"Aishh.... Jadi ternyata ini milik gadis itu?" ujar Chanwo sambil menyandarkan tubuhnya di kursi.
"Kurasa ia sengaja meninggalkannya di sini kak," sambung Rae Young.
Chanwo tampak berpikir sejenak. Pria itu berusaha memutar otaknya, agar bisa mendapatkan bagaimana caranya untuk mengembalikan benda ini kepada pemiliknya. Dunia di luar sana sudah tentu akan mengancam keselamatannya.
"Aku harus mengembalikan benda ini kepada gadis itu," ucap Chanwo dengan begitu yakin.
"Apa kau gila?!" balas Hwang Ji Na yang tak habis pikir dengan kakaknya itu.
"Matahari di luar sana terlalu terik, kau tak bisa terus-terusan bersembunyi dari mereka saat di luar sana," lanjutnya.
"Kali ini aku sependapat dengan Hwang Ji Na, sebaiknya kau tetap di sini," timpal Rae Young sembari mengangguk.
Chanwo menarik nafasnya dalam-dalam, kemudian menghelanya. Ia tak tahu lagi harus bagaimana menghadapi kedua adiknya ini. Mereka berdua tak pernah sedikitpun mendukung dirinya, bahkan sering kali meremehkannya. Namun sekarang kedua anak itu berhasil di buatnya bungkam, karena sekarang ialah pemimpinnya.
"Apa kalian ingin terus tunduk di bawah kelemahan kalian? Apa kalian mau diperbudak oleh diri kalian sendiri seumur hidup?" ucap Chanwo dengan suara lantang.
Kalimat yang baru saja terlontar dari mulutnya itu, lantas menggema di seluruh ruangan. Layaknya udara yang mengisi setiap sudut ruangan ini, tanpa memberikan celah sedikitpun. Menyerang indera pendengaran setiap mahluk di sana dengan begitu kasar. Menusuk tajam kedua gendang telinga mereka.
Rae Young hanya bisa tertunduk malu mendengarkan ucapan kakaknya barusan. Kini ia kalah telak dibuatnya. Kali ini Rae Young setuju dengan kakaknya. Kelemahan yang mereka miliki, seolah menjadi penghalang bagi kaum ini. Membuat mereka terpaksa terkurung di dalam hutan gelap ini selama bertahun-tahun. Jauh dari hiruk-pikuk perkotaan dan semacamnya.
Tak bisa dipungukiri, jika Rae Young juga menginginkan kebebasan. Ia pernah bermimpi agar suatu saat bisa menjadi manusia normal. Bahkan pria ini tak tau kenapa ia harus terlahir dari rahim seorang vampir, bersama kutukan abadi yang mustahil untuk di patahkan. Bukan ini yang ia mau, Rae Young hanya ingin kebebasan. Ia tak ingin terbelenggu oleh kelam dunia malam sepanjang hidupnya.
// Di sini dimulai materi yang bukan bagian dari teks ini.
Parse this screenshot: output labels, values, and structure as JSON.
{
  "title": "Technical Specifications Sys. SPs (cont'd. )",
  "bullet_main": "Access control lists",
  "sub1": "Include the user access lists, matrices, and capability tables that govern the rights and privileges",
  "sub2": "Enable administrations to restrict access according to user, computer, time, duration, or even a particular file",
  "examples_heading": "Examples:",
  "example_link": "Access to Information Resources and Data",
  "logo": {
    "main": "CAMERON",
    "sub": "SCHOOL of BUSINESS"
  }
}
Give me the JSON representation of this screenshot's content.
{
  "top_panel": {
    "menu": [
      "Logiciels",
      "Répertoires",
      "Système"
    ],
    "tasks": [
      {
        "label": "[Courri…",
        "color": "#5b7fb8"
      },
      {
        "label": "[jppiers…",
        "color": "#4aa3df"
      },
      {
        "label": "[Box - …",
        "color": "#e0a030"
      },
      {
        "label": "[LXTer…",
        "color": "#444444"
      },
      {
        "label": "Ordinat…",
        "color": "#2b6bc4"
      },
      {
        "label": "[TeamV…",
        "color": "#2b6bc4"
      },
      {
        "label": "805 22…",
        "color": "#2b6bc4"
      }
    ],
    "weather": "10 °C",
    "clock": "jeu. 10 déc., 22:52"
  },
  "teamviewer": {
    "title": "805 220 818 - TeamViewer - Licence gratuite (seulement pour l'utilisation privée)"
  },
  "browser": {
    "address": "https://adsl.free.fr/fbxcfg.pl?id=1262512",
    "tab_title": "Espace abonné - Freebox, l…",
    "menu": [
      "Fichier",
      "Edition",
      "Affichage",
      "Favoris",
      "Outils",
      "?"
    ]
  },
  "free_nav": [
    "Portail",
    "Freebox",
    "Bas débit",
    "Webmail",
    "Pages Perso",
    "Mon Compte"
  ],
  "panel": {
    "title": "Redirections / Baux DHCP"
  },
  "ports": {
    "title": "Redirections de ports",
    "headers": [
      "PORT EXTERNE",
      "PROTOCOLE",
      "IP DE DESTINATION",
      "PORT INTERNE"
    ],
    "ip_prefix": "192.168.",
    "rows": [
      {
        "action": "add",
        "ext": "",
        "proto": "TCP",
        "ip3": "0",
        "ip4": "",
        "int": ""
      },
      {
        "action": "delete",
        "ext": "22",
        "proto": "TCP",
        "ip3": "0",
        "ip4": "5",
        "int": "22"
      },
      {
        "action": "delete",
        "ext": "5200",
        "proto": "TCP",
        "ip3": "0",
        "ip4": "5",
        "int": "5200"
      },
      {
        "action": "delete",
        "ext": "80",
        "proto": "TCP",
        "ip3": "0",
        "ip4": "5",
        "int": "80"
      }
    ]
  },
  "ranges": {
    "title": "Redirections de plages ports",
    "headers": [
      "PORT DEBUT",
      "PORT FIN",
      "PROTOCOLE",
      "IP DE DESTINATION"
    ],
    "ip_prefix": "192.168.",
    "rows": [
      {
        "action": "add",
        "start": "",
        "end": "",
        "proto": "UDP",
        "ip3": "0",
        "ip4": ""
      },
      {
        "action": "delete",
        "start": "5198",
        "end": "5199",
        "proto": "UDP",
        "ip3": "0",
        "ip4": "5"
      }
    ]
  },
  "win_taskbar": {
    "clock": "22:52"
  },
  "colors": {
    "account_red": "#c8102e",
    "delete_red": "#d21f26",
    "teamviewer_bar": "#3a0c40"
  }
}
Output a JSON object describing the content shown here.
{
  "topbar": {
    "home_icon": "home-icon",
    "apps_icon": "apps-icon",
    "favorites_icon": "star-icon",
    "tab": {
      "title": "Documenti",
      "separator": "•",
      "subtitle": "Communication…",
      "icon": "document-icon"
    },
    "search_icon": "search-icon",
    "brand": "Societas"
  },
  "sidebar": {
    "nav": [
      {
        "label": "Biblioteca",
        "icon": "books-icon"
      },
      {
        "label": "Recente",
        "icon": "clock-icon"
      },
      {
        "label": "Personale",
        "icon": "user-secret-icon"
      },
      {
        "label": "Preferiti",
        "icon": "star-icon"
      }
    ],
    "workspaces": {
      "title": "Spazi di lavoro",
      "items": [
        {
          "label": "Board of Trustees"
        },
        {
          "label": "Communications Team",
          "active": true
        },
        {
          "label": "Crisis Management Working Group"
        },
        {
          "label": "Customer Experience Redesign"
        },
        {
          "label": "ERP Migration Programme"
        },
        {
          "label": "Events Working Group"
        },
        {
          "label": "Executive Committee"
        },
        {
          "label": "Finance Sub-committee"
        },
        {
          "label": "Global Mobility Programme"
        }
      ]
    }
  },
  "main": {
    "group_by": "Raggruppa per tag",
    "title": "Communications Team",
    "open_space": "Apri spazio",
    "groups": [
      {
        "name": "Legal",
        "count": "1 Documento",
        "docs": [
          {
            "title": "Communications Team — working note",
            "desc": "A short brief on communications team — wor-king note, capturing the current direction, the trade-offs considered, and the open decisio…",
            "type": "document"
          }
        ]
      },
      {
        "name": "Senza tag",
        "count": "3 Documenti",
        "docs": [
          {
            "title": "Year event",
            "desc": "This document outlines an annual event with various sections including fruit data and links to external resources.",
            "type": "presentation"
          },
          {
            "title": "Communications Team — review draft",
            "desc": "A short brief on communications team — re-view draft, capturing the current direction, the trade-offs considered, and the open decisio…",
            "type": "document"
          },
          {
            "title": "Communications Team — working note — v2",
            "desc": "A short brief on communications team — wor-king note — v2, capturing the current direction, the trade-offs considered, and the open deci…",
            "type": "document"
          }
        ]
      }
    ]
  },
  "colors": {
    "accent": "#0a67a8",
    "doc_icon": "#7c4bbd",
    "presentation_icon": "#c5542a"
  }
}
Pria ini ingin melihat jutaan warna yang menghiasi semesta.
"Maafkan aku...." ucap Chanwo yang mendadak merasa bersalah.
"Tak apa, kau benar kali ini," balas Rae Young yang masih tenggelam dalam dunianya.
Hwang Ji Na tak tahu harus berbuat apa. Ia mencoba menguatkan perasaan Rae Young yang sedang hancur. Gadis ini tahu jika kedua vampir di hadapannya ini, tak akan pernah bisa menerima kenyataan pahit tersebut. Kenyataan jika mereka memang ditakdirkan untuk hidup sebagai seorang vampir.
Berbeda dengan Rae Young dan Chanwo, Hwang Ji Na merasa sedikit lebih beruntung dibandingkan dengan kedua keturunan vampir ini. Gadis ini masih bisa merasakan beberapa hal yang belum tentu dapat di rasakan oleh seorang vampir, meskipun mereka sangat ingin. Itulah yang membuatnya merasa lebih bersyukur atas hidup ini.
Hidup berdampingan dengan para kaum kegelapan, tak menjadikannya alasan untuk terkucil. Meskipun terkadang ia sempat putus asa karena telah ditinggalkan begitu saja oleh kawanan serigala lainnya saat itu, tapi di sinilah ia menemukan arti keluarga yang sebenarnya. Hal itu juga yang membuatnya tak ingin meninggalkan tempat ini, meski sebenarnya ia bisa melakukan itu. Semua orang di sini telah menjaganya dengan baik, dan sudah saatnya untuk gadis ini membalas budi kepada semuanya.
"Jangan khawatir, aku yakin jika suatu hari kutukan itu akan sirna dari kalian," ujar Hwang Ji Na sambil menepuk-nepuk bahu keduanya.
"Aku pernah beberapa kali mendengarnya. Jika seseorang mengutuk orang lain, maka kutukan itu akan kembali kepada dirinya sendiri," jelas Hwang Ji Na.
"Tapi buktinya selama berabad-abad kami menunggu, tak terjadi apapun terhadap kami," balas Chanwo dengan perasaan pasrah.
"Kau ingat kata-katamu barusan kan? Kalian harus menembus batas kalian," ucap Hwang Ji Na.
"Mungkin ini langkah awalnya," lanjutnya sambil tersenyum miring.
"Maksudnya?" tanya Rae Young tak paham dengan maksud dari perkataan gadis ini.
Hwang Ji Na tampak membenarkan ikatan rambutnya yang mengendur. Kemudian, ia menyondongkan tubuhnya ke arah Chanwo dan Rae Young. Sorot matanya begitu dalam, penuh makna, tapi sulit untuk ditangkap apa artinya. Kini raut wajahnya berubah menjadi serius.
"Kalian harus keluar dari tempat ini, dan segera menemui gadis itu untuk mengembalikan gelangnya," ujar Hwang Ji Na.
"Tapi bagaimana mungkin kami bisa melakukan itu," cegah Rae Young dengan sebuah ungkapan penolakan yang agak diperhalus.
"Nanti akan ku beri tahu. Intinya, mungkin saja gelang ini akan membawa perubahan besar bagi kaum kegelapan," jelasnya.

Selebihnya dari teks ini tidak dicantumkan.